A home equity line of credit (“HELOC”) can be an excellent financing tool, if it is used properly. A HELOC is basically a credit card secured by a mortgage or deed of trust on your property. You only pay interest on the amounts you borrow on the HELOC. If you don't use the line of credit, you don't have any monthly payments to make. You can access the HELOC by writing checks provided by the lender. In most cases, it will be a second lien on your property.
HELOCs are being advertised on television as a way to consolidate debt, but can be used much more effectively by investors. When you need cash in a hurry for a short period of time, a HELOC can be very useful. For example, if a seller tells you, “give me $75,000 cash on Friday and I'll sell you my house for a song,” you need to act in a hurry.
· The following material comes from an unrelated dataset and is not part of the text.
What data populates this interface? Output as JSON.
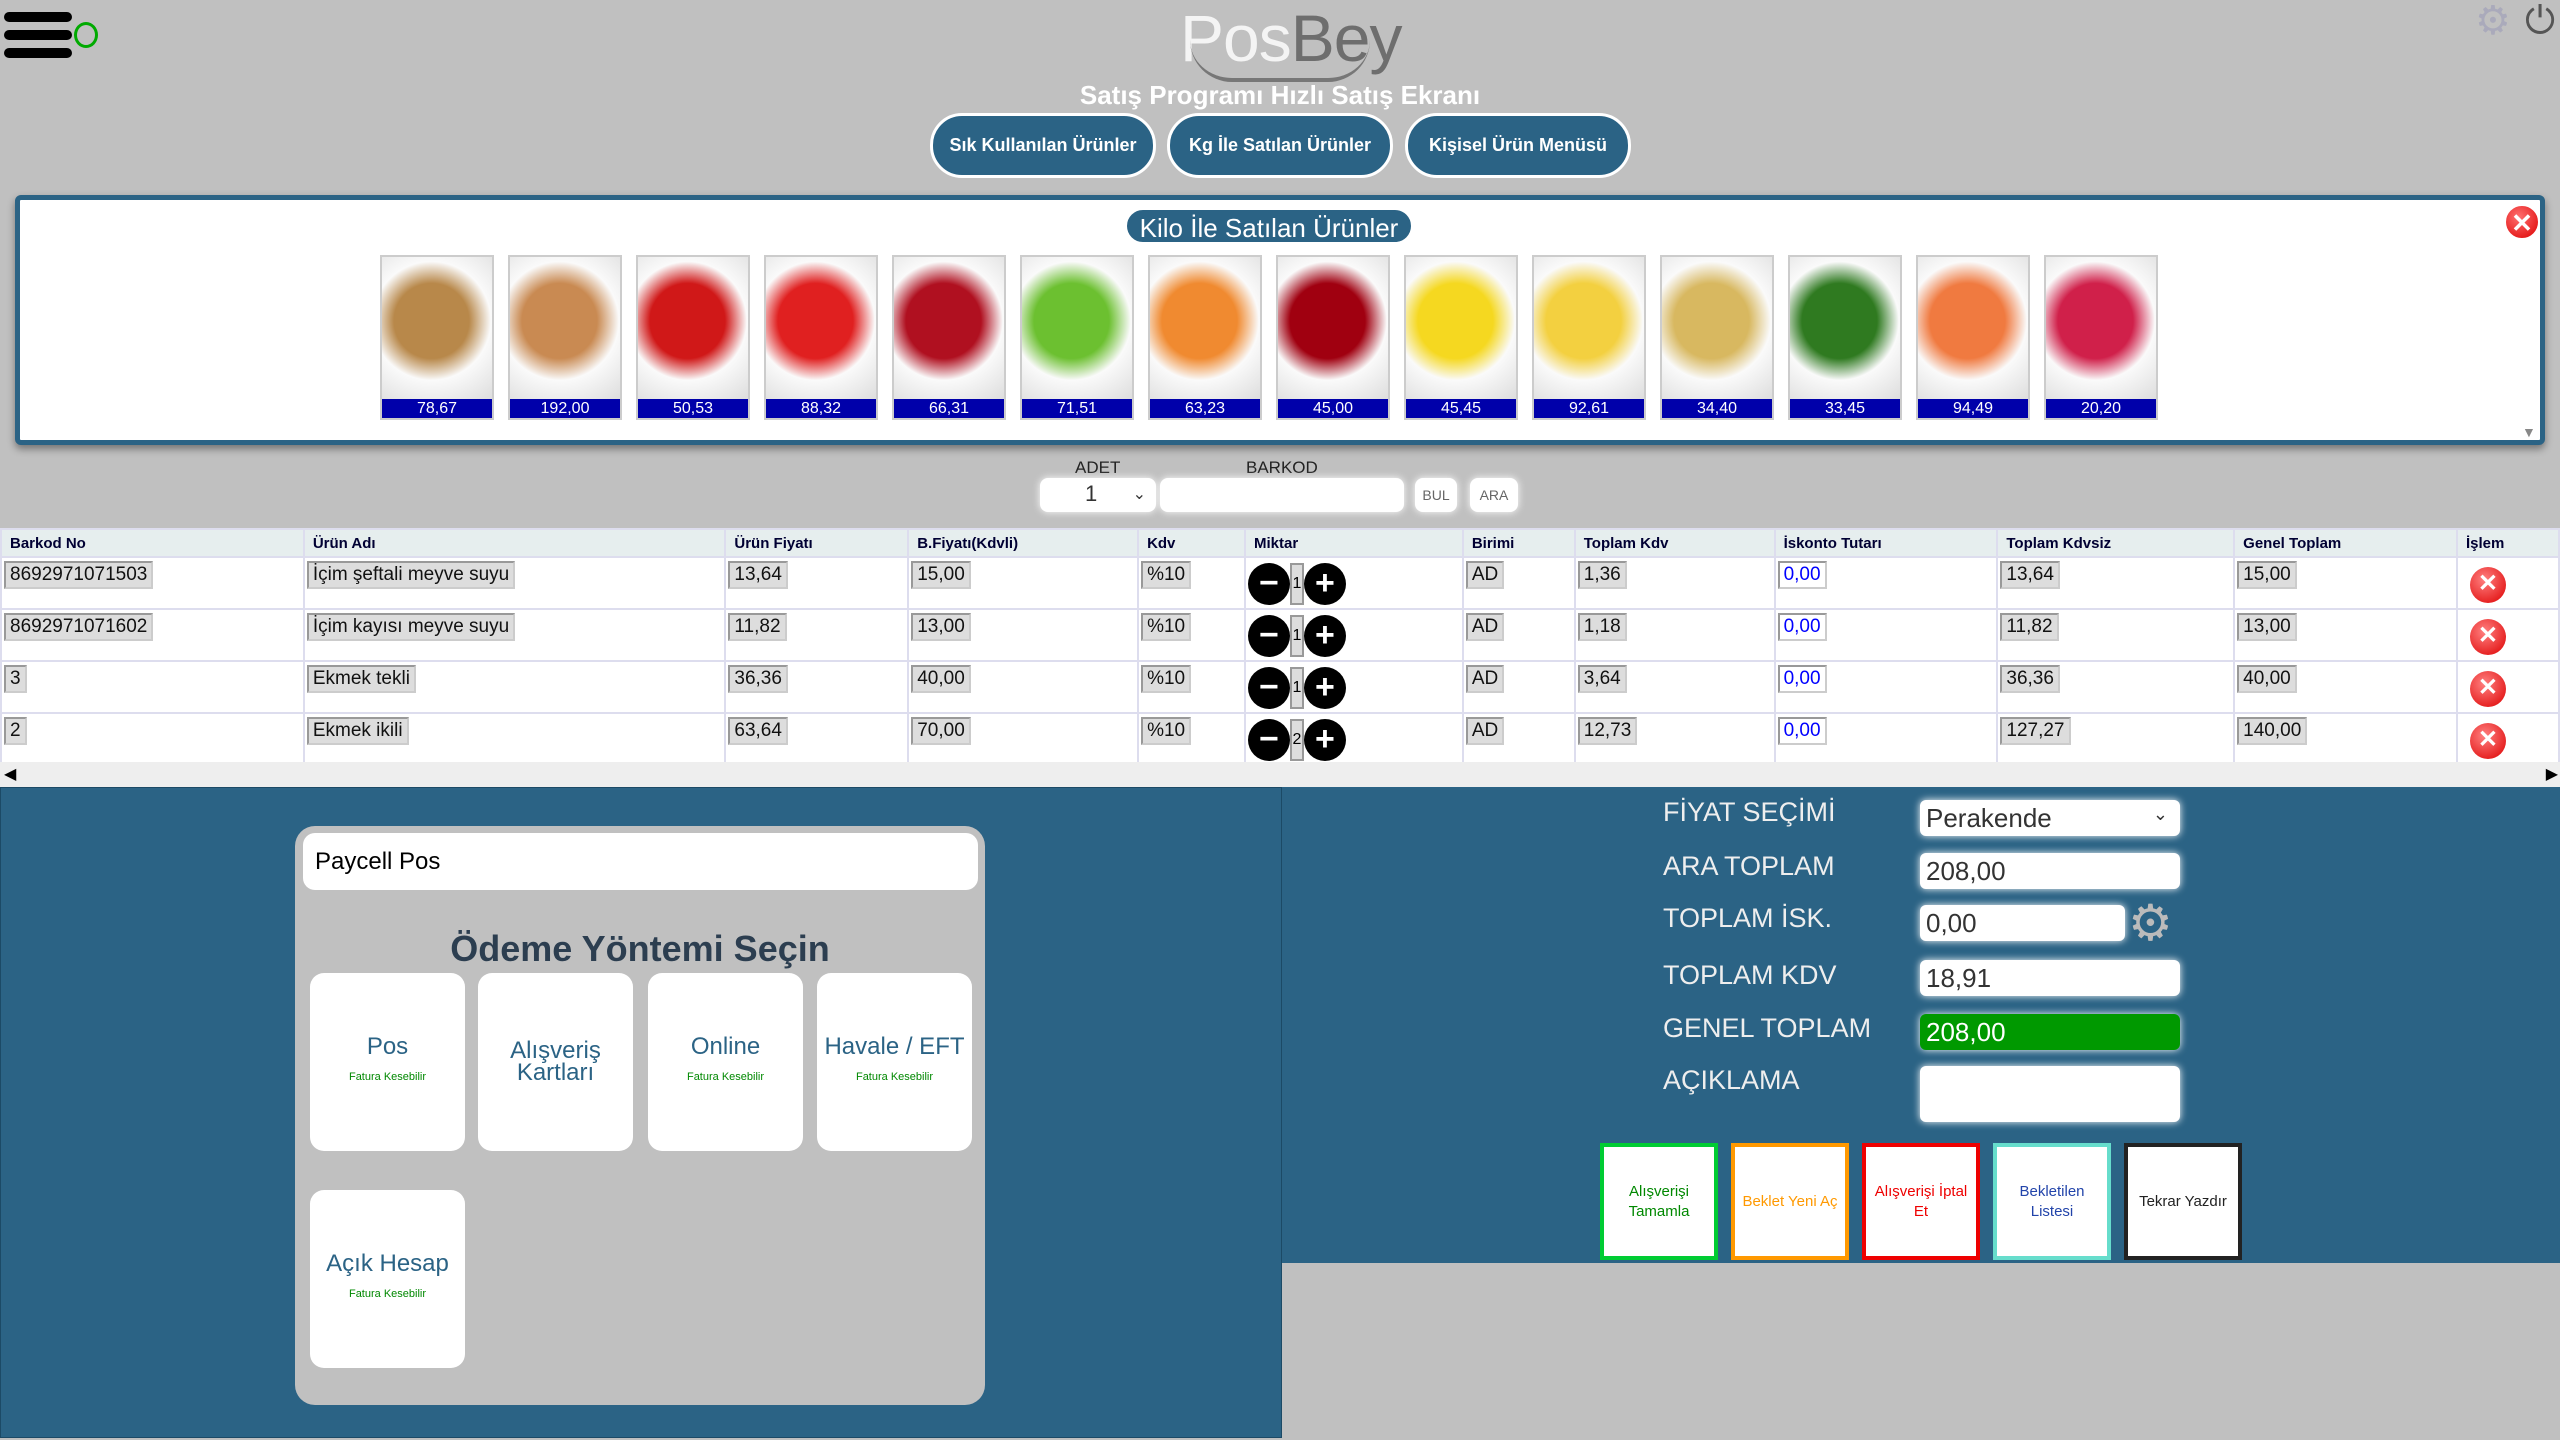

Another example of cash in a hurry is a foreclosure auction, which, in many states, requires payment at the end of the day of the auction. When you need cash in a hurry, there's no time to go to the bank.
While the HELOC may be a high interest rate loan, it is a temporary financing source, which can be repaid when you refinance the property. Do not use your HELOC as a down payment or any other long-term financing source – it will generally get you into financial trouble. If you don't pay the HELOC, you can lose your home!
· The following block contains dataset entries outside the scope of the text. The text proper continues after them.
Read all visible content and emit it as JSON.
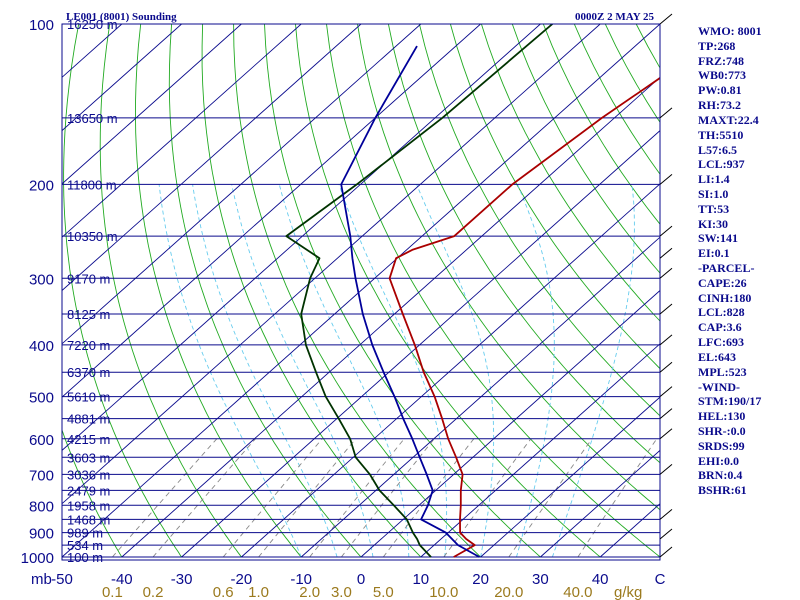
{
  "chart_data": {
    "type": "line",
    "title": "LE001 (8001) Sounding",
    "valid_time": "0000Z  2 MAY 25",
    "pressure_unit_label": "mb",
    "mixing_ratio_unit_label": "g/kg",
    "pressure_ticks": [
      100,
      200,
      300,
      400,
      500,
      600,
      700,
      800,
      900,
      1000
    ],
    "temperature_ticks": [
      -50,
      -40,
      -30,
      -20,
      -10,
      0,
      10,
      20,
      30,
      40
    ],
    "temperature_tick_labels": [
      "-50",
      "-40",
      "-30",
      "-20",
      "-10",
      "0",
      "10",
      "20",
      "30",
      "40",
      "C"
    ],
    "mixing_ratio_ticks": [
      0.1,
      0.2,
      0.6,
      1.0,
      2.0,
      3.0,
      5.0,
      10.0,
      20.0,
      40.0
    ],
    "mixing_ratio_tick_labels": [
      "0.1",
      "0.2",
      "0.6",
      "1.0",
      "2.0",
      "3.0",
      "5.0",
      "10.0",
      "20.0",
      "40.0"
    ],
    "height_labels": [
      {
        "p": 100,
        "label": "16250 m"
      },
      {
        "p": 150,
        "label": "13650 m"
      },
      {
        "p": 200,
        "label": "11800 m"
      },
      {
        "p": 250,
        "label": "10350 m"
      },
      {
        "p": 300,
        "label": "9170 m"
      },
      {
        "p": 350,
        "label": "8125 m"
      },
      {
        "p": 400,
        "label": "7220 m"
      },
      {
        "p": 450,
        "label": "6370 m"
      },
      {
        "p": 500,
        "label": "5610 m"
      },
      {
        "p": 550,
        "label": "4881 m"
      },
      {
        "p": 600,
        "label": "4215 m"
      },
      {
        "p": 650,
        "label": "3603 m"
      },
      {
        "p": 700,
        "label": "3036 m"
      },
      {
        "p": 750,
        "label": "2479 m"
      },
      {
        "p": 800,
        "label": "1958 m"
      },
      {
        "p": 850,
        "label": "1468 m"
      },
      {
        "p": 900,
        "label": "989 m"
      },
      {
        "p": 950,
        "label": "534 m"
      },
      {
        "p": 1000,
        "label": "100 m"
      }
    ],
    "series": [
      {
        "name": "",
        "color": "#aa0000",
        "points": [
          [
            1000,
            15.5
          ],
          [
            950,
            16.8
          ],
          [
            925,
            14.2
          ],
          [
            900,
            12.0
          ],
          [
            850,
            9.5
          ],
          [
            800,
            7.0
          ],
          [
            750,
            4.2
          ],
          [
            700,
            1.5
          ],
          [
            650,
            -2.8
          ],
          [
            600,
            -7.6
          ],
          [
            550,
            -12.4
          ],
          [
            500,
            -17.8
          ],
          [
            450,
            -24.2
          ],
          [
            400,
            -30.8
          ],
          [
            350,
            -38.6
          ],
          [
            300,
            -47.5
          ],
          [
            275,
            -50.2
          ],
          [
            265,
            -49.0
          ],
          [
            250,
            -44.6
          ],
          [
            200,
            -44.6
          ],
          [
            150,
            -42.1
          ],
          [
            110,
            -38.1
          ],
          [
            100,
            -37.0
          ]
        ]
      },
      {
        "name": "",
        "color": "#003300",
        "points": [
          [
            1000,
            11.7
          ],
          [
            950,
            7.6
          ],
          [
            925,
            6.0
          ],
          [
            900,
            4.1
          ],
          [
            850,
            0.6
          ],
          [
            800,
            -4.2
          ],
          [
            750,
            -9.4
          ],
          [
            700,
            -14.0
          ],
          [
            650,
            -19.6
          ],
          [
            600,
            -24.0
          ],
          [
            550,
            -29.7
          ],
          [
            500,
            -36.0
          ],
          [
            450,
            -42.2
          ],
          [
            400,
            -49.0
          ],
          [
            350,
            -55.6
          ],
          [
            300,
            -60.8
          ],
          [
            275,
            -63.0
          ],
          [
            250,
            -72.7
          ],
          [
            200,
            -70.6
          ],
          [
            150,
            -68.8
          ],
          [
            100,
            -68.0
          ]
        ]
      },
      {
        "name": "",
        "color": "#00009a",
        "points": [
          [
            1000,
            19.8
          ],
          [
            950,
            14.0
          ],
          [
            900,
            9.6
          ],
          [
            850,
            3.0
          ],
          [
            800,
            1.5
          ],
          [
            750,
            -0.5
          ],
          [
            700,
            -4.5
          ],
          [
            650,
            -8.9
          ],
          [
            600,
            -13.6
          ],
          [
            550,
            -18.9
          ],
          [
            500,
            -24.5
          ],
          [
            450,
            -30.9
          ],
          [
            400,
            -37.9
          ],
          [
            350,
            -45.3
          ],
          [
            300,
            -53.2
          ],
          [
            275,
            -57.5
          ],
          [
            250,
            -62.0
          ],
          [
            200,
            -73.2
          ],
          [
            150,
            -80.0
          ],
          [
            110,
            -86.5
          ]
        ]
      }
    ],
    "wind_barbs_pressure": [
      100,
      150,
      200,
      250,
      275,
      300,
      350,
      400,
      450,
      500,
      550,
      600,
      700,
      850,
      925,
      1000
    ]
  },
  "indices": [
    "WMO: 8001",
    "TP:268",
    "FRZ:748",
    "WB0:773",
    "PW:0.81",
    "RH:73.2",
    "MAXT:22.4",
    "TH:5510",
    "L57:6.5",
    "LCL:937",
    "LI:1.4",
    "SI:1.0",
    "TT:53",
    "KI:30",
    "SW:141",
    "EI:0.1",
    "-PARCEL-",
    "CAPE:26",
    "CINH:180",
    "LCL:828",
    "CAP:3.6",
    "LFC:693",
    "EL:643",
    "MPL:523",
    "-WIND-",
    "STM:190/17",
    "HEL:130",
    "SHR-:0.0",
    "SRDS:99",
    "EHI:0.0",
    "BRN:0.4",
    "BSHR:61"
  ],
  "colors": {
    "frame": "#0a0a8c",
    "isobar": "#0a0a8c",
    "isotherm": "#0a0a8c",
    "dry_adiabat": "#22aa22",
    "moist_adiabat": "#66ccee",
    "mixing_ratio": "#888888",
    "mixing_ratio_label": "#9b7a1e",
    "temperature": "#aa0000",
    "dewpoint": "#003300",
    "parcel": "#00009a"
  }
}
Some institutional lenders will not lend you the balance if you borrowed the funds for the down payment. However, smaller commercial banks that “portfolio” loans have more flexibility and may allow you to use HELOC money as a down payment. Once again, I must caution you about using borrowed money in this manner – only do it if the deal is a steal and you can pay off the HELOC money within a few months.
Deducting HELOC Interest
There are limits on the deductions you can take on your personal tax return for interest paid on your HELOC. Generally speaking, you can only deduct that portion of interest on debt that does not exceed the value of your home and is less than $100,000. But, if you do your real estate investments as a corporate entity, you can always loan the money to that entity and have the entity take the deduction as a business interest expense. This transaction must, of course, be reported on your personal return, and must be an “arms-length” transaction (i.e., documented in writing and within the realm of a normal business transaction). Consult with your tax advisor before proceeding with this strategy.
Using Credit Cards
You may already have more available credit than you realize. Credit cards and other existing revolving debt accounts can be quite useful in real estate investing. Most major credit cards allow you to take cash advances or write checks to borrow on the account. The transaction fees and interest rates are fairly high, but you can access this money on 24 hours notice. Also, since credit card loans are unsecured, there are no other loan costs normally associated with a real estate transaction, such as title insurance, appraisals, pest inspections, surveys, etc.
Often, you will be better off paying 18% interest or more on a credit line for three to six months than paying 9% interest on institutional loans, which have up front costs that would take you years to recoup. Again, use credit cards carefully and only as a temporary solution if the deal calls for it.